Your intuition of a generational differentiation is exactly right for the current time. At least that is what the statistics from PEW indicate:
"Internet users ages 12 to 28 years old have embraced the online applications that enable communicative, creative, and social uses. Older users are more likely to engage in online activities that require some capital: travel reservations and online banking"
More here - http://www.pewinternet.org/Reports/2006/Generations-Online.aspx
I am 22 going on 23, and I must say for the past 6 years, I have become dependent on social networking sites. A day doesn't go by where I don't check my Facebook page, and why? It's probably an addiction to a false sense of community, where I feel like I am involving myself in my friends' lives, without actually physically communicating and with minimal effort. Or maybe it's the voyeurism of looking inside people's lives, through their photos, through their ramblings?
Maybe it's the opportunity to have your own private soapbox, your constant opportunity for 15 pixels of fame.

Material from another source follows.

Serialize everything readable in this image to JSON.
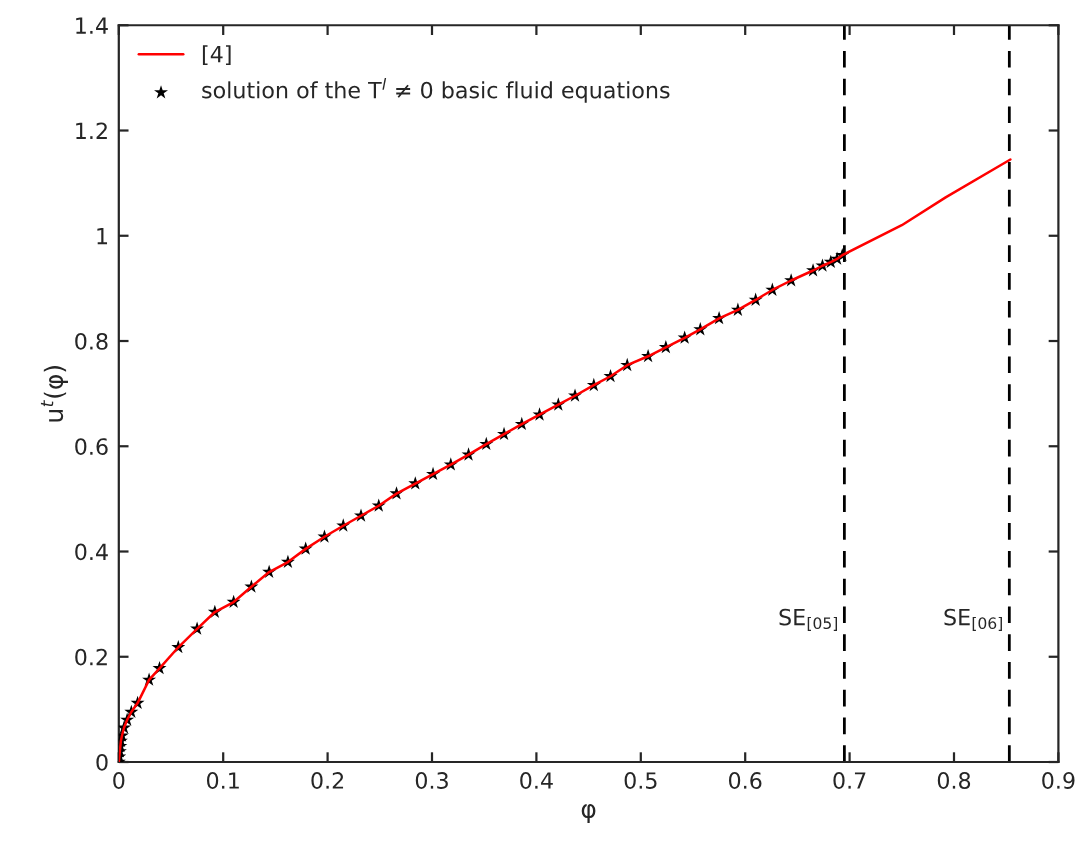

Even though I'm constantly aggravated by the endless influx of "what are your 5 favourite movies of all time?" or "Which Home & Away character are you?" quizzes that people waste their time posting, I still burn away the minutes/hours clicking around in circles, hoping to see the little red flag indicating a message or comment from a friend.
I wonder also what changes the ubiquity of photography and video technology make on its use within art and design. I'm sure it devalues the medium and forces artists and designers to think laterally and more creatively about their use to keep them alive.
I know with the onslaught of photography in the media and from people's private (but now public) documentation of their lives, that I am consequently swallowed by pseudo-nostalgia looking through cleverly illustrated advertisements with beautifully scripted hand rendered typography found in lifestyle magazines of the 1950's such as Everywoman, Women's Day, or even Playboy from the 1960-70's. I hope this access to technology places some more importance on maintaining a human touch, and we see a resurgence in such things.